Art. 37. - Toda receita do munumento do cemiterio é
exclusivamente pertencente a camara municipal, e será empregada
em obras do mesmo cemiterio.
Art. 38. - Annualmente se reservará a quarta parte deste
rendimento para o estabelecimento de um necroterio no cemiterio ou em
outro logar mais adequado, a compra de instrumentos para exames, o mais
utensilios que forem necessarios.
Art. 39. - A camara contratará com quem melhores
condidções e vantagens offerecer, por termo nunca
excedente de cinco annos, os serviços para as
conducção de cadaveres ao cemiterio em carros, e factura
de caixões, o que será regulado por uma tabella dos
preços dos caixões, guardada a disposição
do art. 6.
Art. 40. - Todos os concessionarios de terrenos são
obrigados a conservar as sepulturas em estado de aceio e limpeza. Multa
de 10$.
Art. 41. - E' prohibido cortar ou arrancar flores plantadas no
cemiterio, ou commetter qualquer outro damno, sob 30$ de multa.

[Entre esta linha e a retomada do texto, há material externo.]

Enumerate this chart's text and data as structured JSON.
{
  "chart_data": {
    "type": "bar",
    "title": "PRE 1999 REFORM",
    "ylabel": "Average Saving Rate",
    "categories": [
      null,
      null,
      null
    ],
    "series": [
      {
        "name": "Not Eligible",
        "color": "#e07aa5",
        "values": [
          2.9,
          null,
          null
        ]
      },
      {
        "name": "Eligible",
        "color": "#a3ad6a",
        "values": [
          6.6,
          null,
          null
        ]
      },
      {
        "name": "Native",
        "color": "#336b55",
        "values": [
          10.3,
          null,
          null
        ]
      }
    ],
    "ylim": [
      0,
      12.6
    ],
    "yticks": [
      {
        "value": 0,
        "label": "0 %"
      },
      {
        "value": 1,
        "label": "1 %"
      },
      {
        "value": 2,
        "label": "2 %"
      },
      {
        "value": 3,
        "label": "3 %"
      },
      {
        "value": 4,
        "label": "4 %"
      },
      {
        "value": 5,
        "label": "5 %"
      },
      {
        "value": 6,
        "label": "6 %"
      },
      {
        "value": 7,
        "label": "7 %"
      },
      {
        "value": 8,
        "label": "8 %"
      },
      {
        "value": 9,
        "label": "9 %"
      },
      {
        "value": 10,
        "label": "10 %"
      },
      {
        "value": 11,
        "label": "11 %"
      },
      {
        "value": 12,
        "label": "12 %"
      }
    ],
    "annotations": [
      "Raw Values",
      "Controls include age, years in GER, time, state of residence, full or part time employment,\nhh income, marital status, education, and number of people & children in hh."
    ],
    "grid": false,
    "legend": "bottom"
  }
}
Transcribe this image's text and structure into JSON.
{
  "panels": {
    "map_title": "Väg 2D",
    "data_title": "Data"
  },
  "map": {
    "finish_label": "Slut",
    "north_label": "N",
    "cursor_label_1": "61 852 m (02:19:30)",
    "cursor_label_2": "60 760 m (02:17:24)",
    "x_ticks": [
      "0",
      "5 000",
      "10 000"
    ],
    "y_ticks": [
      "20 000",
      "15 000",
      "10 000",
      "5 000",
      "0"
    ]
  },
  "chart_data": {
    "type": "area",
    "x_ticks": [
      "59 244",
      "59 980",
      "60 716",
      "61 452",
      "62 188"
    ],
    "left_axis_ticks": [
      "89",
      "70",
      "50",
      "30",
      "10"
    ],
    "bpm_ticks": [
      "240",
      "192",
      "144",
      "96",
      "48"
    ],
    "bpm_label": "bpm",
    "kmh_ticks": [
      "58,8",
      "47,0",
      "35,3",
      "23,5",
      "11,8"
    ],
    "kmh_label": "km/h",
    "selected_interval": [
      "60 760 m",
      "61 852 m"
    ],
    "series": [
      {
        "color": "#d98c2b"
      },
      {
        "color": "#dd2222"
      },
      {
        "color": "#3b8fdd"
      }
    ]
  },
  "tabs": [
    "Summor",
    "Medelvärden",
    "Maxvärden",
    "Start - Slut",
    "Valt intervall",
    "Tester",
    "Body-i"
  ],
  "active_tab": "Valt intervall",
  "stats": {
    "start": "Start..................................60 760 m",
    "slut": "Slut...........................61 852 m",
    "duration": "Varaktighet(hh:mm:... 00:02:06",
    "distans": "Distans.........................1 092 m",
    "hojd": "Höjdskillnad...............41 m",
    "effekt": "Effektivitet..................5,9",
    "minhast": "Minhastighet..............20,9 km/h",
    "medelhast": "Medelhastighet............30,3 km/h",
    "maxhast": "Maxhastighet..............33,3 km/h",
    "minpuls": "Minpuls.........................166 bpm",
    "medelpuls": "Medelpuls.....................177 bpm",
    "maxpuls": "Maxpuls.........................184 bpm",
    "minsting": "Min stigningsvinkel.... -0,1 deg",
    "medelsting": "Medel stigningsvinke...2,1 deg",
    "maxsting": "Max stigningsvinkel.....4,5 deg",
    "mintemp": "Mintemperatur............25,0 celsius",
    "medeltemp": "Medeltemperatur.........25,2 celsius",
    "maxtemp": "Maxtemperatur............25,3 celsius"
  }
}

Art. 42. - Ficam revogadas as disposições em
contrario.
Mando portanto, a todas as autoridades a quem o conhecimento e
execução da referida resolução,
pertencer,que a cumpram e façam cumprir tão inteiramente
como nella se contém.
O secretario desta provincia a faça imprimir, publicar e correr.
Dada no palacio do governo da provincia de S. Paulo, aos dezoito dias
do mez de Junho de mil oitocentos e oitenta e quatro. '
LUIZ CARLOS DE ASSUMPÇÃO.
Para Vossa Exceilencia ver.
Publicada na secretario do governo de S. Paulo, aos dezoito dias do mez
de Junho de mil oitocentos e oitenta e quatro.
O secretario, Daniel Augusto Machado.